«Adoro-teeee gorda!»

Quando escrevi o primeiro texto desta série, a minha amiga Carmen confessou que também gostava de fotografar frases nas paredes e enviou-me esta.

Apesar de o tratamento por «gorda» não ser, à partida, o mais simpático, o facto de a palavra «adoro-te» ser escrita com tantos «ee», prolongando o som final, atribui um tom carinhoso à afirmação. E sermos capazes de afirmar que «adoramos» alguém, que gostamos mesmo muito de uma pessoa é uma prova de fôlego para qualquer relação de amizade. Pena é quando a pessoa se fica pela vontade de adorar alguém. Ou se sente como Álvaro de Campos: «Gostava de gostar de gostar»…

Infelizmente, o tratamento por «gorda» pode, para quem o é, ser causador de grande sofrimento. No livro A Gorda, Isabela Figueiredo traça, na primeira pessoa, um retrato intimista das dificuldades por que passa uma pessoa realmente obesa: a rejeição do próprio corpo, das reações que provoca nos outros. E descreve, de forma muito realista e simultaneamente cruel, a relação com o monstro da fome: um monstro insaciável, que exige comida constantemente, até o corpo quase rebentar.

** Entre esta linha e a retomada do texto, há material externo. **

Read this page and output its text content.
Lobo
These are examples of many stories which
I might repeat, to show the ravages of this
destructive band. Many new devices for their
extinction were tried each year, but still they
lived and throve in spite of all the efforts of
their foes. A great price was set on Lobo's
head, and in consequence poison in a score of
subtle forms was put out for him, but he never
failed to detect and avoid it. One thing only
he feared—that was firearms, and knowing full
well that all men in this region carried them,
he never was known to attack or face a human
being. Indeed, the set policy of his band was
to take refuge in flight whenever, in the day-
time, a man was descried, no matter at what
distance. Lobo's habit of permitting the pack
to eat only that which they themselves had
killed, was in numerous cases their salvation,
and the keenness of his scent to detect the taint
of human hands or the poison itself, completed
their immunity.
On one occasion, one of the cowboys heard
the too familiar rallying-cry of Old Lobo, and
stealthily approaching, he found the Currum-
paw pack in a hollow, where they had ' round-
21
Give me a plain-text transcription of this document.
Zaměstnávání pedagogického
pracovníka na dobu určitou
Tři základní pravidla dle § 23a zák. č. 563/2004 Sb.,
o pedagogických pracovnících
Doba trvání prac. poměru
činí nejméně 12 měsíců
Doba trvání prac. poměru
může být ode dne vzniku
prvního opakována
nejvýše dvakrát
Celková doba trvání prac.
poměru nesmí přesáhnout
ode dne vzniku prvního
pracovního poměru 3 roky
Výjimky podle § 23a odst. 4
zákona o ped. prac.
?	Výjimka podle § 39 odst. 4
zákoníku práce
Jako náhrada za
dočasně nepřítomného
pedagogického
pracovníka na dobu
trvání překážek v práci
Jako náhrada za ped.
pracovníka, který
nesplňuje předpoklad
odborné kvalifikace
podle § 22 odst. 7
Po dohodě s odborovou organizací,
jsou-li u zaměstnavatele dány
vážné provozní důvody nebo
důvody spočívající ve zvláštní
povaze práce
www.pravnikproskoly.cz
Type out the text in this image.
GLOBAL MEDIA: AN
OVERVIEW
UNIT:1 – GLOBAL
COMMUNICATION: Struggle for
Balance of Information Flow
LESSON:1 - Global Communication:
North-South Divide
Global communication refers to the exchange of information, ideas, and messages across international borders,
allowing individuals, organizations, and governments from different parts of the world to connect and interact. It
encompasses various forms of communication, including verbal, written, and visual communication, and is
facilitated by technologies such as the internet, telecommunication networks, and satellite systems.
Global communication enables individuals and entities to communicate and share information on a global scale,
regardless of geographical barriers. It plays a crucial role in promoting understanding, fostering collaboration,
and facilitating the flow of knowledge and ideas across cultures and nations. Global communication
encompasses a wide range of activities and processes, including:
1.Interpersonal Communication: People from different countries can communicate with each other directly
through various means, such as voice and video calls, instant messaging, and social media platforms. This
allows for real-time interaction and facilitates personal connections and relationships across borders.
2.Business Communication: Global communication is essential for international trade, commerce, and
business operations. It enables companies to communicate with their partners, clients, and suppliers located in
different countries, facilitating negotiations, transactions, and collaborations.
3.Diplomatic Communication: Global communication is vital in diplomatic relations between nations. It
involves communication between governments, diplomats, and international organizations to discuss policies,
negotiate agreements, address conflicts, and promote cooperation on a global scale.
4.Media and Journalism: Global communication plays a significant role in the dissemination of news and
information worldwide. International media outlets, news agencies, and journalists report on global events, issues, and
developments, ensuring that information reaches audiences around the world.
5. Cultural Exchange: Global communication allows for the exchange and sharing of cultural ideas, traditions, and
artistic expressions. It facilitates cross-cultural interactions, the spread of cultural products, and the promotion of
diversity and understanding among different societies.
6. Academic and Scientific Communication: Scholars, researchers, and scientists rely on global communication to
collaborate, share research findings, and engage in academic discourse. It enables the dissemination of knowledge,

Porém, quando o problema do peso não é tão grave ou tão acentuado, é possível aceitar o tratamento por «gorda», como forma carinhosa, não ofensiva de uma amiga se dirigir a outra.

E é muito importante, para a construção do eu, que cada pessoa se sinta amada, porque, como diz Florbela Espanca: «Eu sou Eu e porque Eu sou Alguém». O psiquiatra António Coimbra de Matos tem, aliás, um livro intitulado Existo Porque Fui Amado. Neste livro, como resume em entrevista ao Expresso, expõe a sua teoria da «constância do sujeito no interior do seu objeto», que sintetiza da seguinte forma: «Durante muito tempo pensou-se que o importante era a introjeção do objeto, tenho a minha mãe, o meu namorado, dentro de mim. Mas mais importante é eu ter a certeza que estou no interior do meu objeto, que a minha mãe pensa em mim, que a minha namorada pensa em mim».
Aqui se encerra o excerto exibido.